Method

Gel Excision and Shredding

Excision is essentially the standard protocol

* Excise band using clean razors and surface (image at right suggests necessary materials/workspace requirements)

* Place excised band into a P200 tip, add 100 μL (MilliQ water) and centrifuge (~5000g) into a tube using something like Centrifuge Adapters

* [Optionally] Load shredded gel into P10 tip and repeat.

Pre-FASP

* Load sample of shredded gel onto a FASP appropriate filter (As indicated at FASP Protocol Page)

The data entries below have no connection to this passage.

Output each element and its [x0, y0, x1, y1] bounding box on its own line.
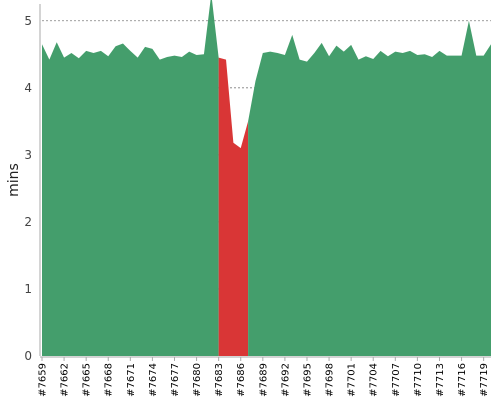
x-tick-label: #7701 — [347, 363, 358, 397]
area-segment-good-0 — [42, 0, 219, 356]
x-tick-label: #7665 — [82, 363, 93, 397]
x-tick-label: #7668 — [104, 363, 115, 397]
x-tick-label: #7671 — [126, 363, 137, 397]
x-tick-label: #7686 — [236, 363, 247, 397]
y-tick-label: 2 — [24, 215, 32, 229]
x-tick-label: #7716 — [457, 363, 468, 397]
area-segment-good-2 — [248, 20, 491, 357]
x-tick-label: #7659 — [38, 363, 49, 397]
y-tick-label: 3 — [24, 148, 32, 162]
area-series — [42, 0, 491, 357]
x-axis: #7659 #7662 #7665 #7668 #7671 #7674 #7677 #7680… — [38, 356, 491, 397]
x-tick-label: #7695 — [302, 363, 313, 397]
x-tick-label: #7680 — [192, 363, 203, 397]
x-tick-label: #7677 — [170, 363, 181, 397]
x-tick-label: #7689 — [258, 363, 269, 397]
x-tick-label: #7683 — [214, 363, 225, 397]
x-tick-label: #7704 — [369, 363, 380, 397]
x-tick-label: #7719 — [479, 363, 490, 397]
x-tick-label: #7662 — [60, 363, 71, 397]
x-tick-label: #7713 — [435, 363, 446, 397]
y-tick-label: 1 — [24, 282, 32, 296]
y-axis-label: mins — [6, 163, 22, 197]
area-segment-bad-1 — [218, 57, 249, 357]
y-axis: 0 1 2 3 4 5 — [24, 4, 41, 363]
y-tick-label: 0 — [24, 349, 32, 363]
x-tick-label: #7707 — [391, 363, 402, 397]
x-tick-label: #7698 — [325, 363, 336, 397]
x-tick-label: #7710 — [413, 363, 424, 397]
x-tick-label: #7692 — [280, 363, 291, 397]
y-tick-label: 4 — [24, 81, 32, 95]
y-tick-label: 5 — [24, 14, 32, 28]
x-tick-label: #7674 — [148, 363, 159, 397]
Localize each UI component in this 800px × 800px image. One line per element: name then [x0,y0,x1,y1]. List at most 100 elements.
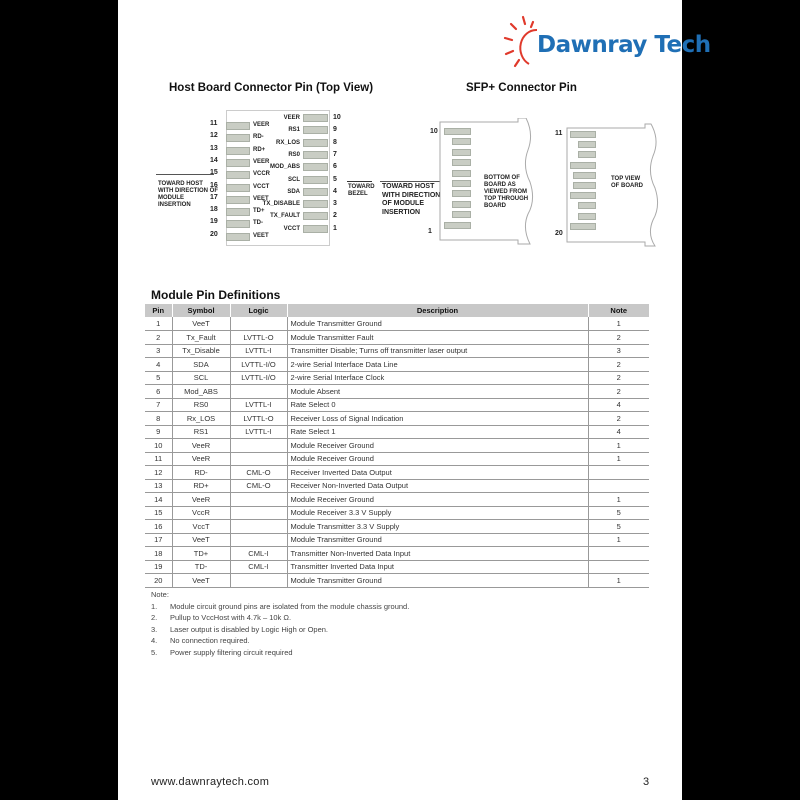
table-row: 2 Tx_Fault LVTTL-O Module Transmitter Fault… [145,330,649,345]
table-row: 11 VeeR Module Receiver Ground 1 [145,452,649,466]
description-cell: 2-wire Serial Interface Clock [287,371,589,385]
connector-pad [303,163,328,172]
logic-cell: LVTTL-I/O [230,371,288,385]
pin-number: 6 [333,163,337,171]
footer-url[interactable]: www.dawnraytech.com [151,776,270,788]
pin-cell: 13 [145,479,173,493]
description-cell: Transmitter Non-Inverted Data Input [287,546,589,561]
connector-pad [303,114,328,122]
note-cell: 1 [588,438,649,453]
pin-cell: 6 [145,384,173,399]
pin-cell: 12 [145,465,173,480]
logic-cell [230,384,288,399]
header-note: Note [588,304,649,317]
arrow-left-icon [156,174,214,175]
note-item: 5. Power supply filtering circuit require… [151,647,409,659]
connector-pad [303,224,328,233]
description-cell: Module Receiver Ground [287,438,589,453]
board-pad [452,211,471,219]
logic-cell [230,317,288,331]
board-pad [570,222,596,230]
description-cell: Rate Select 0 [287,398,589,412]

* Destain the protein band by addition of 200 μL of 1:1 Acetonitrile : UA Buffer for 25 minutes

* Centrifuge at 14000 g to remove destain solution

• Continue with FASP by adding UA/DTT and subsequent steps, noting that greater centrifugation times might be required to fully wash each sample

as developed from July 28th through August 3rd, 2010 by *Ryan M Taylor 14:36, 3 August 2010 (EDT):

Cautions

• Watch the fluid levels post-centrifugation to ensure the elution was sufficient prior to moving to the next step
• Do not excise too large of a band to ensure centrifugation steps do not take much longer (2-3 fold longer)

Qualification

Excision of three bands of 2.0 mg/mL BSA standards (21 μL: Heavy, 7 μL: Light, and 0.1 μL: Tiny) run on a 10% Acrylamide Gel resulted in 93%, 85%, and 83% sequence coverage by Mascot search of data acquired on a LTQ Orbitrap XL in the Prince Lab over the dates indicated.